Segundo a doutoranda, estes relatos inserem-se numa longa tradição de narrativas detetivescas que necessitam de uma investigação que contemple pesquisas, arquivos de várias ordens, vestígios, entrevistas, testemunhas e provas – todo um procedimento científico que, na competência artística destes escritores, se transforma em literatura e em experiência estética. Desta forma, Thayza discutiu a viabilidade de se erigir uma epistemologia a partir desses vazios e lacunas, compreendendo estas operações de linguagem como um método, um decifrar de signos, um examinar pistas, um esmiuçar detalhes.
No segundo simpósio, a doutoranda apresentou a comunicação “A guerra não tem rosto de mulher: o silenciamento do testemunho feminino”, em coautoria com a professora Dra. Émile Cardoso Andrade (Posli-UEG). As pesquisadoras observaram que a tradição ocidental, desde a história antiga, trata a guerra em suas narrativas como local da violência e da virilidade. Num sentido oposto, analisam A guerra não tem rosto de mulher, de Svetlana Aleksiévitch (2016), como um novo olhar sobre esse campo de batalha: relatos e testemunho de mulheres combatentes soviéticas na Segunda Guerra Mundial.
De acordo com as pesquisadoras, os testemunhos sobre um determinado evento são sempre tecidos pela memória e pela lembrança, constituidoras de um terreno de silêncios e silenciamentos. Dessa forma, observam na obra de Aleksiévitch um esforço em tentar recuperar o olhar dessas mulheres sobre um evento tão doloroso. Por ter nascido na Bielorúsia, Aleksiévitch teve contato direto com mulheres que lutaram e sobreviveram as investidas alemães. Quase um milhão de mulheres participaram do Exército Soviético, um dos (se não o maior) contingente feminino no período. A presença dessas mulheres e moças, no entanto, foram apagadas com o tempo, apesar de todo esse quantitativo.

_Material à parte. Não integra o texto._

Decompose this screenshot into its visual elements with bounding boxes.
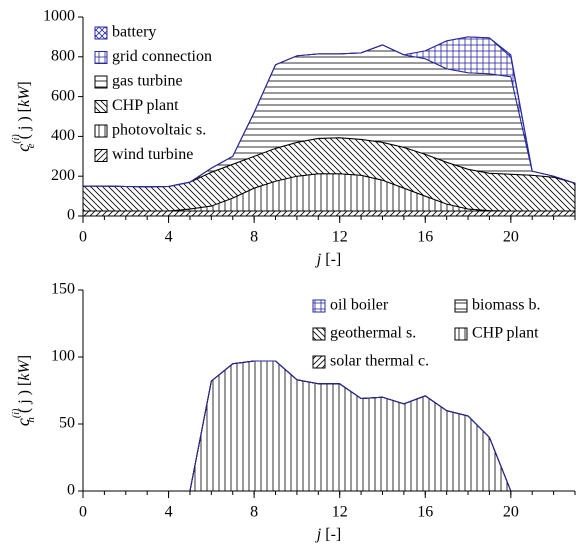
x-tick-label: 8 [250,504,258,521]
x-tick-label: 16 [417,229,433,246]
x-tick-label: 4 [165,229,173,246]
legend-swatch [94,149,108,162]
y-tick-label: 1000 [43,8,75,25]
legend-swatch [312,327,326,341]
y-label: c(i)e( j ) [kW] [11,81,36,152]
x-tick-label: 0 [79,504,87,521]
y-tick-label: 0 [67,482,75,499]
area [83,360,575,492]
legend-label: gas turbine [112,73,183,90]
legend-swatch [94,100,108,113]
x-tick-label: 4 [165,504,173,521]
legend-label: wind turbine [112,146,193,163]
x-tick-label: 20 [503,229,519,246]
legend-swatch [94,75,108,89]
area [83,360,575,492]
y-tick-label: 400 [51,127,75,144]
x-tick-label: 20 [503,504,519,521]
area [82,210,576,217]
x-tick-label: 12 [332,229,348,246]
y-label: c(i)h( j ) [kW] [11,355,36,426]
y-tick-label: 800 [51,47,75,64]
legend-swatch [312,299,326,313]
x-tick-label: 12 [332,504,348,521]
legend-label: CHP plant [472,325,539,342]
legend-swatch [94,26,108,40]
legend-label: geothermal s. [330,325,416,342]
legend-swatch [454,299,468,313]
legend-swatch [94,124,108,138]
legend-swatch [312,355,326,369]
legend-label: photovoltaic s. [112,122,206,139]
y-tick-label: 100 [51,348,75,365]
area [83,36,576,188]
legend-label: solar thermal c. [330,353,429,370]
x-label: j [-] [315,526,341,543]
legend-label: oil boiler [330,297,389,314]
y-tick-label: 0 [67,207,75,224]
legend-swatch [454,327,468,341]
y-tick-label: 600 [51,87,75,104]
y-tick-label: 50 [59,415,75,432]
x-label: j [-] [315,251,341,268]
legend-label: battery [112,24,156,41]
legend-swatch [94,51,108,64]
x-tick-label: 16 [417,504,433,521]
x-tick-label: 0 [79,229,87,246]
y-tick-label: 200 [51,167,75,184]
x-tick-label: 8 [250,229,258,246]
legend-label: CHP plant [112,97,179,114]
legend-label: grid connection [112,48,212,65]
y-tick-label: 150 [51,281,75,298]
legend-label: biomass b. [472,297,540,314]
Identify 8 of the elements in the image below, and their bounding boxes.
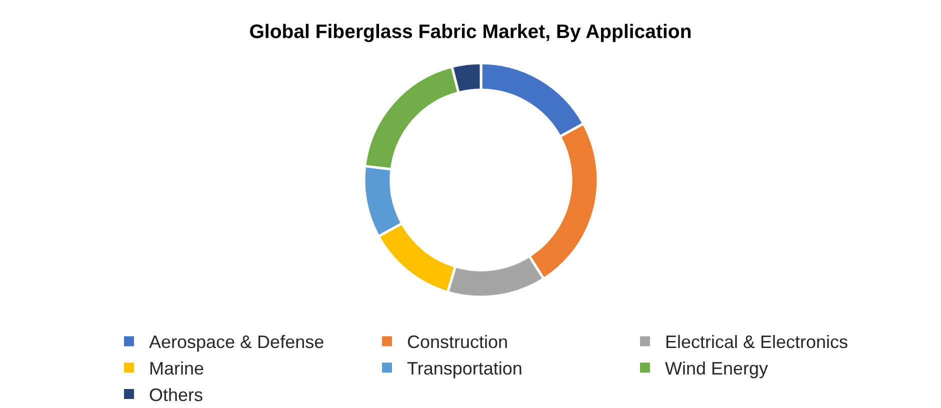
- chart-title: Global Fiberglass Fabric Market, By Application: [249, 20, 692, 43]
- legend-label: Construction: [407, 332, 508, 352]
- legend-label: Wind Energy: [665, 358, 768, 379]
- legend-label: Aerospace & Defense: [149, 332, 324, 352]
- legend-label: Transportation: [407, 358, 522, 379]
- legend-label: Electrical & Electronics: [665, 332, 848, 352]
- legend-label: Marine: [149, 358, 204, 379]
- legend-label: Others: [149, 385, 204, 406]
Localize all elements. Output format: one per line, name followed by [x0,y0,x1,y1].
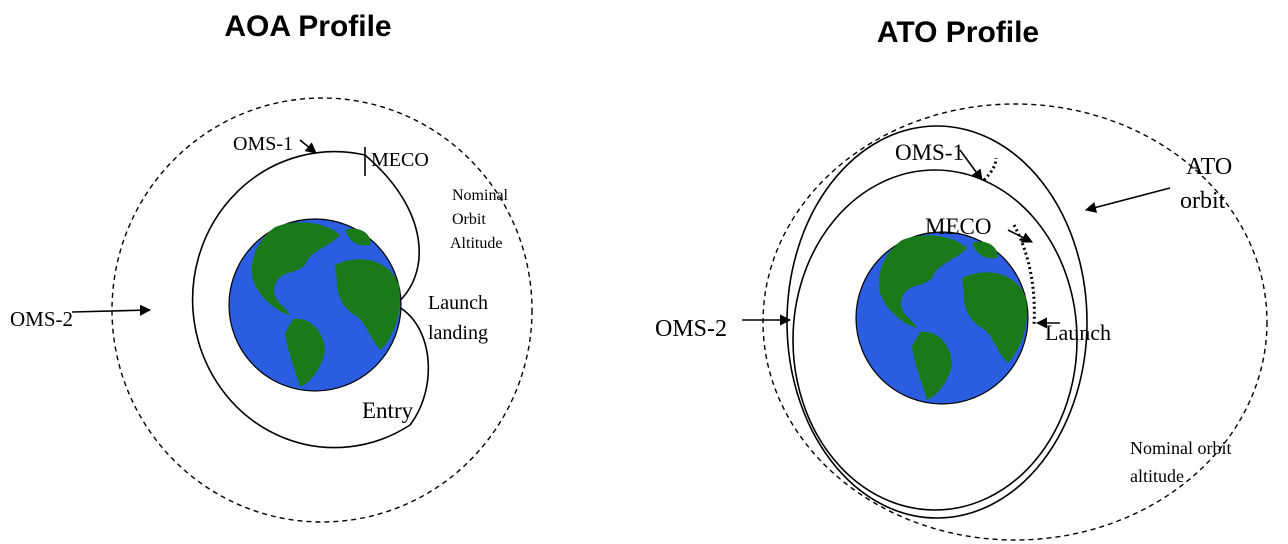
label: ATO [1186,154,1232,180]
earth [228,218,402,392]
burn [982,157,998,182]
arrow [299,139,317,154]
label: landing [428,322,488,344]
label: OMS-1 [233,133,293,155]
label: Altitude [450,235,502,252]
label: OMS-1 [895,140,964,165]
nominal-orbit [111,97,533,523]
aoa-panel: AOA Profile OMS-1 MECO Nominal Orbit Alt… [10,10,533,523]
aoa-trajectory [191,150,430,449]
nominal-orbit [762,103,1268,541]
ato-panel: ATO Profile OMS-1 MECO Launch OMS-2 ATO … [655,16,1268,541]
label: Nominal [452,187,509,204]
label: Entry [362,398,414,423]
arrow [1084,187,1171,213]
label: OMS-2 [10,307,73,331]
label: Orbit [452,211,486,228]
label: Launch [428,292,488,314]
label: orbit [1180,188,1226,214]
label: altitude [1130,466,1184,486]
label: OMS-2 [655,316,727,342]
arrow [1007,229,1034,243]
earth [855,231,1029,405]
trajectory [792,169,1078,511]
panel-title: AOA Profile [224,10,391,43]
arrow [71,304,152,316]
label: Nominal orbit [1130,438,1232,458]
panel-title: ATO Profile [877,16,1039,49]
label: Launch [1045,320,1111,345]
label: MECO [371,149,429,171]
arrow [959,149,983,181]
label: MECO [925,214,991,239]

No simpósio “Ética, Estética e Filosofia da Literatura”, coordenado pelos professores Dr. Vitor Cei (UNIR) e Dr. Sarah Maria Forte Diogo (UECE), a mestranda Etel Nucia Oliveira Monteiro apresentou, na manhã de 9 de agosto, a comunicação “Encontro entre Kundera e Diderot”, analisando Jacques e seu amo, de Kundera, e a peça Jacques, o Fatalista, de Denis Diderot.
Segundo a pesquisadora, essas duas obras originais dialogam pela transgressão da unidade narrativa e pelo culto à liberdade. Kundera usa da polifonia, para construir a simultaneidade das histórias de amor, que acontecem na mesma cena, bem como o cruzamento de diálogos e o uso do espaço cênico em planos, onde o fundo ora é o presente, ora é o passado e as personagens memoriadas dialogam com personagens do presente. Esse movimento propicia reflexões, fazendo com que a relatividade se torne transparente, já que cada qual chega a conclusões diferentes das situações vividas pelos outros.
Etel Nucia percebe que as personagens principais são semelhantes, mas que há diferenças na motivação e na intencionalidade das pessoas: pode-se julgar Jacques negativamente quando traiu seu melhor amigo, Bigre, deitando-se com a namorada dele, Justine? A situação é igual à que o Amo passa com seu “amigo” Saint-Ouen, mas isso faz de Jacques um igual? Mais uma vez se explora a condição humana de forma leve pela utilização do teatro de boulevard, o vaudeville, onde as reviravoltas acontecem de forma dinâmica e inverossímil.
A pesquisadora ressalta uma fala de Jacques a seu Amo, na qual há questionamentos sobre o “Nosso Amo”, referência de Kundera ao seu débito com Diderot, por ser, talvez, um mau poeta e não poder fazer nada mais que maus poemas. Kundera brinca com a plateia, em sua maioria maus poetas e, por isso, apreciadores da sua arte.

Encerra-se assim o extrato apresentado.